My HV got me through what I now recognise as bad PND. Out of 3 pregnancies I was lucky enough to have her for 2 of them. She not only gave me good advice but listened to me which was so important at the time.
She’s still a gem and when I had our youngest she called in (I saw her in a local shop with DC3 in the pram) even though she had retired to see how I was doing.
The HV I got the last time was also lovely and acknowledged that I knew what I was doing with DD and was more concerned with me and my own mental health - that alone was enough for me.
Good health visitors are life savers imo and I’m glad to see good ones around!
whatever I have to say that it is positive about my role it , it will be pulled apart by some.

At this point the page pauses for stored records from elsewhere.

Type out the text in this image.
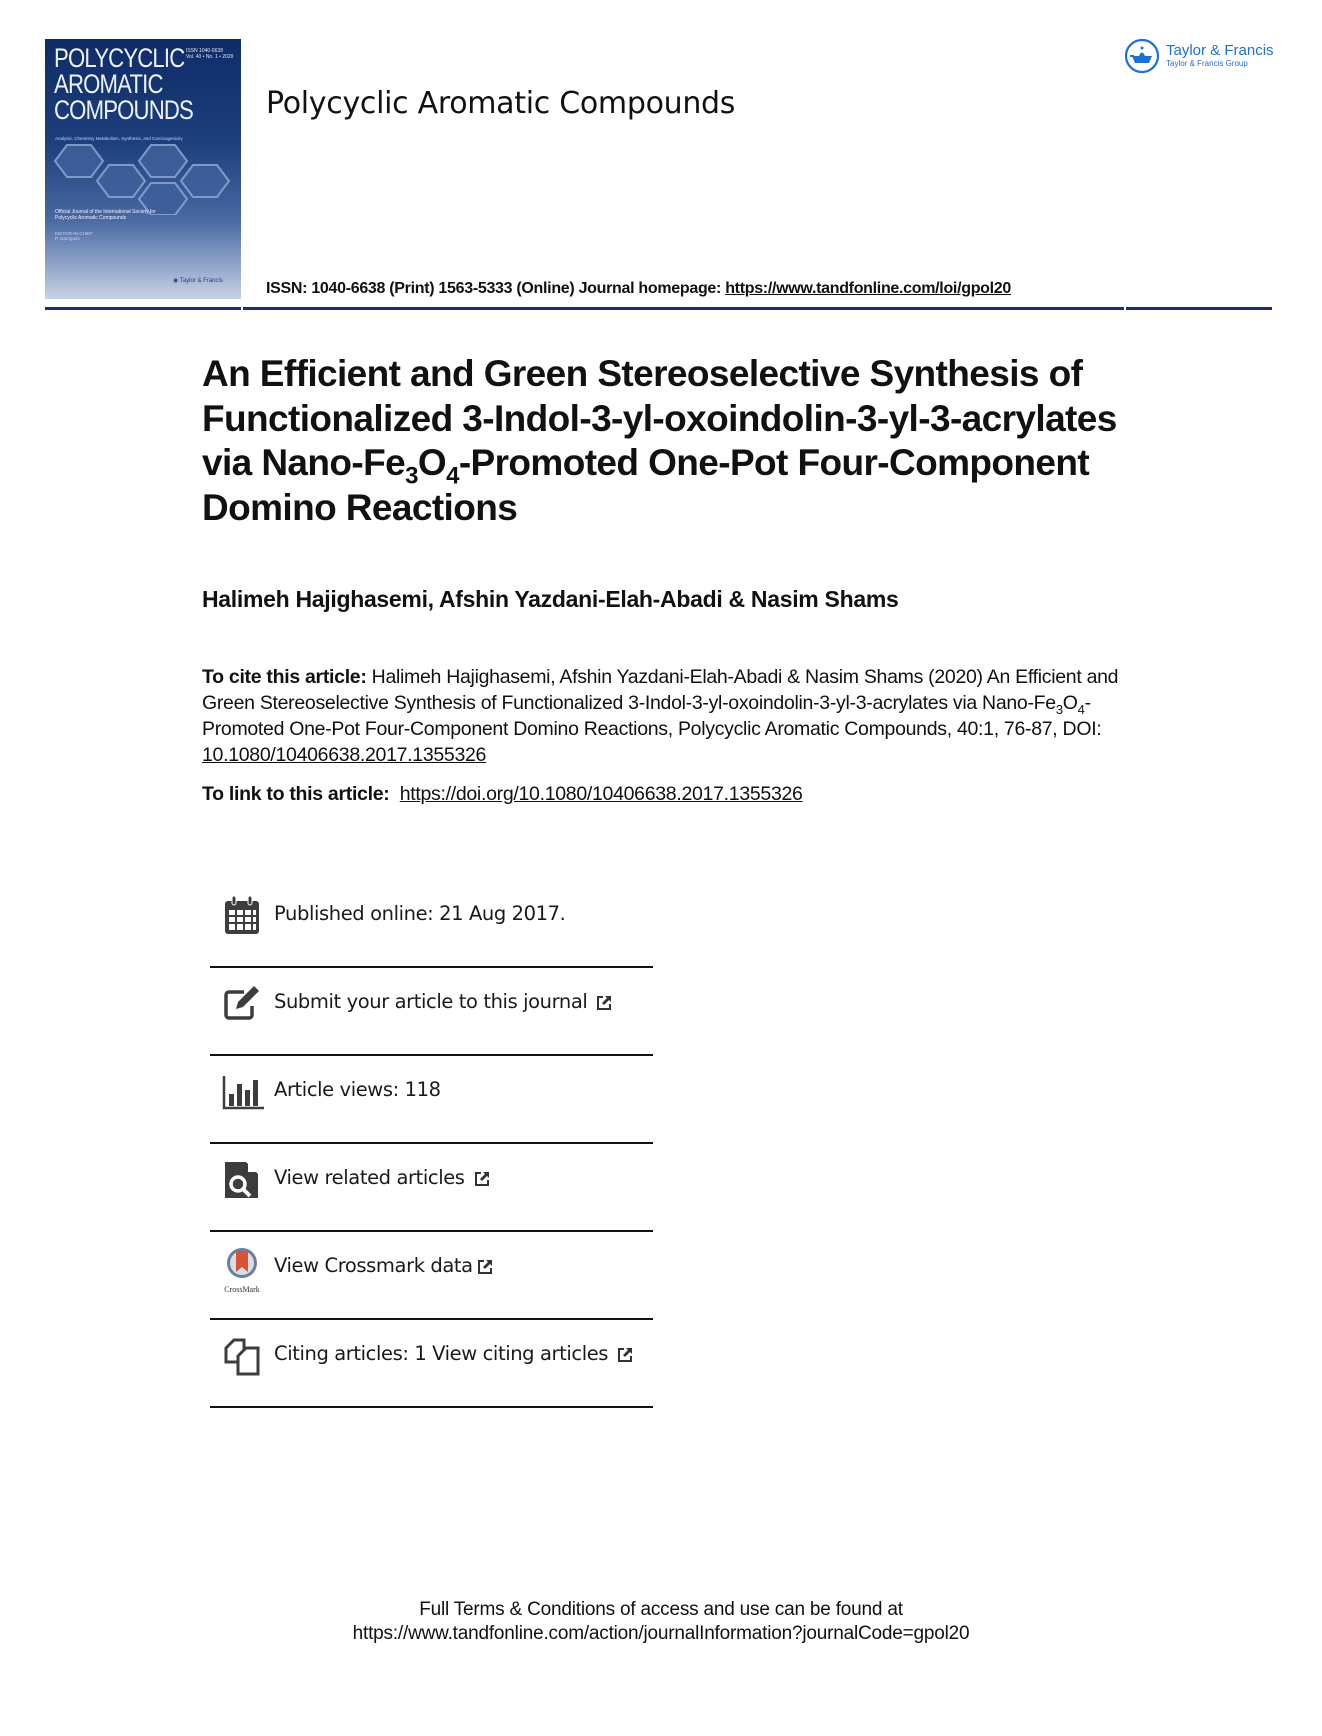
POLYCYCLIC
AROMATIC
COMPOUNDS
ISSN 1040-6638
Vol. 40 • No. 1 • 2020
Analysis, Chemistry Metabolism, Synthesis, and Carcinogenicity
Official Journal of the International Society for Polycyclic Aromatic Compounds
EDITOR-IN-CHIEF
P. Garrigues
◉ Taylor & Francis
Polycyclic Aromatic Compounds
Taylor & Francis
Taylor & Francis Group
ISSN: 1040-6638 (Print) 1563-5333 (Online) Journal homepage: https://www.tandfonline.com/loi/gpol20
An Efficient and Green Stereoselective Synthesis of Functionalized 3-Indol-3-yl-oxoindolin-3-yl-3-acrylates via Nano-$Fe_3O_4$-Promoted One-Pot Four-Component Domino Reactions
Halimeh Hajighasemi, Afshin Yazdani-Elah-Abadi & Nasim Shams
To cite this article: Halimeh Hajighasemi, Afshin Yazdani-Elah-Abadi & Nasim Shams (2020) An Efficient and Green Stereoselective Synthesis of Functionalized 3-Indol-3-yl-oxoindolin-3-yl-3-acrylates via Nano-$Fe_3O_4$-Promoted One-Pot Four-Component Domino Reactions, Polycyclic Aromatic Compounds, 40:1, 76-87, DOI: 10.1080/10406638.2017.1355326
To link to this article: https://doi.org/10.1080/10406638.2017.1355326
Published online: 21 Aug 2017.
Submit your article to this journal
Article views: 118
View related articles
CrossMark
View Crossmark data
Citing articles: 1 View citing articles
Full Terms & Conditions of access and use can be found at
https://www.tandfonline.com/action/journalInformation?journalCode=gpol20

I don’t have all the answers , but I am confident that I do do my best to support and yes , help families. If I am unsure about a situation / condition then I would tell a parent that , as well as letting them know that I would try and find out more / sign post / support them on as appropriate ,
To say I don’t realise the Responsibility is simply not true and not one that you can assume about me .Absolutely the service is for families , but part of my commitment to ensuring I can help families the best I can and keep up to date with ever changing guidelines is because I enjoy doing it .
I am truly sorry about peoples bad experiences , but I’m not sorry for saying I enjoy my job !
My HV was lovely. I don't think she gave me bad advice and she was jolly and sensible. I liked her a lot.